Construction of more housing could begin to alleviate high housing costs on the island, where the median price of a single-family home has risen to $1.1 million, according to the Hawai‘i Association of Realtors.
The resolution came about as a result of a proposal to raise taxes on transient vacation rentals (TVRs) to fund affordable housing, which was voted down by the council in May.
A primary concern of some councilmembers voting against the measure was that funding would not be earmarked for affordable housing for beyond this fiscal year. Such a move requires a charter amendment.
With this measure in place, a future tax increase on TVRs could be specifically earmarked toward affordable housing for more than one year in advance.
Though the measure unanimously passed first reading, it will likely see opposition before it reaches the voters.
Council Chair Arryl Kaneshiro and Councilmember Billy DeCosta voiced skepticism about the effect that the amendment would have on the flexibility of the budgeting process.
“I’m worried that if we hold that money, and if it’s needed for something else, you can’t use it,” said DeCosta.

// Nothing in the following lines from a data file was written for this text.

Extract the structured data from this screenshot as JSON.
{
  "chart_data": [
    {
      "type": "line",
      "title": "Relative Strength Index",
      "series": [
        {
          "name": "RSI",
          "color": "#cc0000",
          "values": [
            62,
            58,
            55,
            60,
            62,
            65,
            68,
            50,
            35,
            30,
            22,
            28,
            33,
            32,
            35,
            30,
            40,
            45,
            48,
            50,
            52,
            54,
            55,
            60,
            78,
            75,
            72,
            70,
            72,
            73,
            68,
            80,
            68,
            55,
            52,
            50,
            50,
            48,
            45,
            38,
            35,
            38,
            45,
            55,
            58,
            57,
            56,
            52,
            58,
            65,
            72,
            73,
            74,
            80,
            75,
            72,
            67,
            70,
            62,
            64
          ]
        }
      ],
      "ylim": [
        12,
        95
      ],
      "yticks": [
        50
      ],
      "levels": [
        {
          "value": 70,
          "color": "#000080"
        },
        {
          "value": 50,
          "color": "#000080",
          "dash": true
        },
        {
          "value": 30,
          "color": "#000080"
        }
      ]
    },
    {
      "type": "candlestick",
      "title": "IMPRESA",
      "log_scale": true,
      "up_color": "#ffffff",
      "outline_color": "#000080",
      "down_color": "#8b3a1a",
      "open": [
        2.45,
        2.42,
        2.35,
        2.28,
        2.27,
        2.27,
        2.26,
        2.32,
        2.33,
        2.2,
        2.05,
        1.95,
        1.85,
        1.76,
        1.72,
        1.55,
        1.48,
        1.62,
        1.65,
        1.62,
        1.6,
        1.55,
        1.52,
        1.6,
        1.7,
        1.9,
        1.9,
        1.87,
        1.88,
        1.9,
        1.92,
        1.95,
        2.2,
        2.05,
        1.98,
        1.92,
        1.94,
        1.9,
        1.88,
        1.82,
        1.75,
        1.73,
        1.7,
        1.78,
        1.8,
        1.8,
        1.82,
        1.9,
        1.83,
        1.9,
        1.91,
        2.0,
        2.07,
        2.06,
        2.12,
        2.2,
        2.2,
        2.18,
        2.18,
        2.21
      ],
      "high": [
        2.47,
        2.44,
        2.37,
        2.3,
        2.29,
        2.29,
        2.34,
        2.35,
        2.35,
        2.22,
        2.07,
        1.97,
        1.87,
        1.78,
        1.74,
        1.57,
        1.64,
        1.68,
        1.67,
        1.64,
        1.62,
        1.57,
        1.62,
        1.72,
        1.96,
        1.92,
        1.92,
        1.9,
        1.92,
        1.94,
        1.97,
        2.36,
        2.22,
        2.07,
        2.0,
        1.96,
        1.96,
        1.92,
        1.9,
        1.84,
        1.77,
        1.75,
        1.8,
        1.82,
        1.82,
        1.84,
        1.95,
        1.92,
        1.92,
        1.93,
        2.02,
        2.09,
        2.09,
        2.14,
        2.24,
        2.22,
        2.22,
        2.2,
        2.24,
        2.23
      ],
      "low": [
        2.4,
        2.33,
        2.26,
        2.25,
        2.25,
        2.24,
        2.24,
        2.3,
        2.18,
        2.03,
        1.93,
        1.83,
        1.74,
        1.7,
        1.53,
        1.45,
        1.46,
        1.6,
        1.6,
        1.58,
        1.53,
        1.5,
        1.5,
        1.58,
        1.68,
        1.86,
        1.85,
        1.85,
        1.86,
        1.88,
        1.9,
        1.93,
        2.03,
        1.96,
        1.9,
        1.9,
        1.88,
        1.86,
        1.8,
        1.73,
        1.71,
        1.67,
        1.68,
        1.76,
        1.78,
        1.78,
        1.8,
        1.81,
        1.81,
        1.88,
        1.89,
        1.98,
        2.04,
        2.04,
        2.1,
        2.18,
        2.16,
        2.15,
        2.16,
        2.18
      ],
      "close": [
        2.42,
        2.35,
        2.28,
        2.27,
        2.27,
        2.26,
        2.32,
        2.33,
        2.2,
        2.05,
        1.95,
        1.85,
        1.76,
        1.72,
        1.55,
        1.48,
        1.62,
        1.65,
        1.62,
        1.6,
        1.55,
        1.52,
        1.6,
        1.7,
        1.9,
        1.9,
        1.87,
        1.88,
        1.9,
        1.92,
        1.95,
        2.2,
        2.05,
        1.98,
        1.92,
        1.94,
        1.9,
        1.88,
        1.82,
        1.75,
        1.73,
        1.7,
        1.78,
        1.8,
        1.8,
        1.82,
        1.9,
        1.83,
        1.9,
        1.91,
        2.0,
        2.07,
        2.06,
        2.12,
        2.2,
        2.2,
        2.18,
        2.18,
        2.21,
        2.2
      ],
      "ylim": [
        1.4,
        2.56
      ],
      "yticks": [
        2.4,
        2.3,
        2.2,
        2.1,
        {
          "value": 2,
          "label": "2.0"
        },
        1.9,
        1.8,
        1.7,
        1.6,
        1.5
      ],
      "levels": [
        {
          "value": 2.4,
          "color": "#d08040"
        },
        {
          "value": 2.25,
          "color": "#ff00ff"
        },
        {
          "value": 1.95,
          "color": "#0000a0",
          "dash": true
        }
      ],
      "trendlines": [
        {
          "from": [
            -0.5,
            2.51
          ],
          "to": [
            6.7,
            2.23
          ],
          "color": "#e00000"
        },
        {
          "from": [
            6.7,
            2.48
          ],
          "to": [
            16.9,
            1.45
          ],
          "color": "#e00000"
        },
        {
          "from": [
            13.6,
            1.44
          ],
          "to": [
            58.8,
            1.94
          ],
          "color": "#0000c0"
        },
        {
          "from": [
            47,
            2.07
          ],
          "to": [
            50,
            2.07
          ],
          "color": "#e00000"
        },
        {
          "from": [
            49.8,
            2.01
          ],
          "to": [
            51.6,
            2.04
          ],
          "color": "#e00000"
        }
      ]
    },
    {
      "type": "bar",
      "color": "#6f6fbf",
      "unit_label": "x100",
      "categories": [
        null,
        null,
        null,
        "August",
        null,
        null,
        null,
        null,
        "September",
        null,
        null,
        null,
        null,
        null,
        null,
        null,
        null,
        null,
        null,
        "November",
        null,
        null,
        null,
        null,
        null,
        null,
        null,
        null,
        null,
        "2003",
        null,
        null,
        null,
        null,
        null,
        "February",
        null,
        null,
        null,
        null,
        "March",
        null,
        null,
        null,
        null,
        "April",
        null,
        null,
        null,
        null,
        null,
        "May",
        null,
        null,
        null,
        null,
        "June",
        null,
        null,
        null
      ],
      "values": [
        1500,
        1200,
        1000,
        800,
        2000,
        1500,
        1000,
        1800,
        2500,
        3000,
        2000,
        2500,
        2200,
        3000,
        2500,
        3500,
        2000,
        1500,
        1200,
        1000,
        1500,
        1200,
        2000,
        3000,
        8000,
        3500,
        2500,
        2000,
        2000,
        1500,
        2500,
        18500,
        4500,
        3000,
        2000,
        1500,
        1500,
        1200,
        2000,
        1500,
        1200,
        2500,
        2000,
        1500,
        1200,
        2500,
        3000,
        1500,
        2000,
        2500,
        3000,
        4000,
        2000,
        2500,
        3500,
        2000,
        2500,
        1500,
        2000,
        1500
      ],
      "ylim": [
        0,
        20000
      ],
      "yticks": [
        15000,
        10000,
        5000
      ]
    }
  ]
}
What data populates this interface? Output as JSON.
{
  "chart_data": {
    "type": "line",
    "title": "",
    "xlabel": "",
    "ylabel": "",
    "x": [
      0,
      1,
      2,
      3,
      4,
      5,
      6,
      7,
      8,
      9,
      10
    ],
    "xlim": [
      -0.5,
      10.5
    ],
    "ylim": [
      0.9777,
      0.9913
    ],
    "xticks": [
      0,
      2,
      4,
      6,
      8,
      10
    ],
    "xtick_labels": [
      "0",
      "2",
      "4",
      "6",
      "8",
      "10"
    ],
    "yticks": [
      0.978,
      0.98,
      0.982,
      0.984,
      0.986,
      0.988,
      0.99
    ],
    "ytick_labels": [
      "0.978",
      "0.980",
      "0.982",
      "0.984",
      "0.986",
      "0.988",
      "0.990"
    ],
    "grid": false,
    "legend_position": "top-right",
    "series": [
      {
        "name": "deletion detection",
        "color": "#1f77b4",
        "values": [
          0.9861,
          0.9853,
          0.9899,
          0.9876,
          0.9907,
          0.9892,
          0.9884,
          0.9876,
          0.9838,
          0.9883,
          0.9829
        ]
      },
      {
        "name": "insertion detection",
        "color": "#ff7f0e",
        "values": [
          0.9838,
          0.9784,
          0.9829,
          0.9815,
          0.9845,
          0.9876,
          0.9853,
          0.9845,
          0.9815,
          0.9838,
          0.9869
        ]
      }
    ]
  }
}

Kaneshiro said all departments would like this guaranteed source of funding, not just CHA.
“Is that a policy that we’re going to go toward as far as how we budget — dedicating money to every single department? Or do we go through a year-to-year budget and fund things based on priority, based on need, based on where we’re at?” Kaneshiro asked.
Evslin and Chock also put forward a measure which would tier the taxes on residential investors and TVRs — which could potentially be used as a mechanism to generate the 2% needed to fund housing without touching rates for resident-occupied homes.
Bill No. 2872 would create three tiers for taxes on these properties — less than $1 million, between $1 million and $3 million, and greater than $3 million — allowing the county to tax homes of a greater value at a higher rate in the future.
This measure passed in a 6-1 vote with DeCosta in opposition.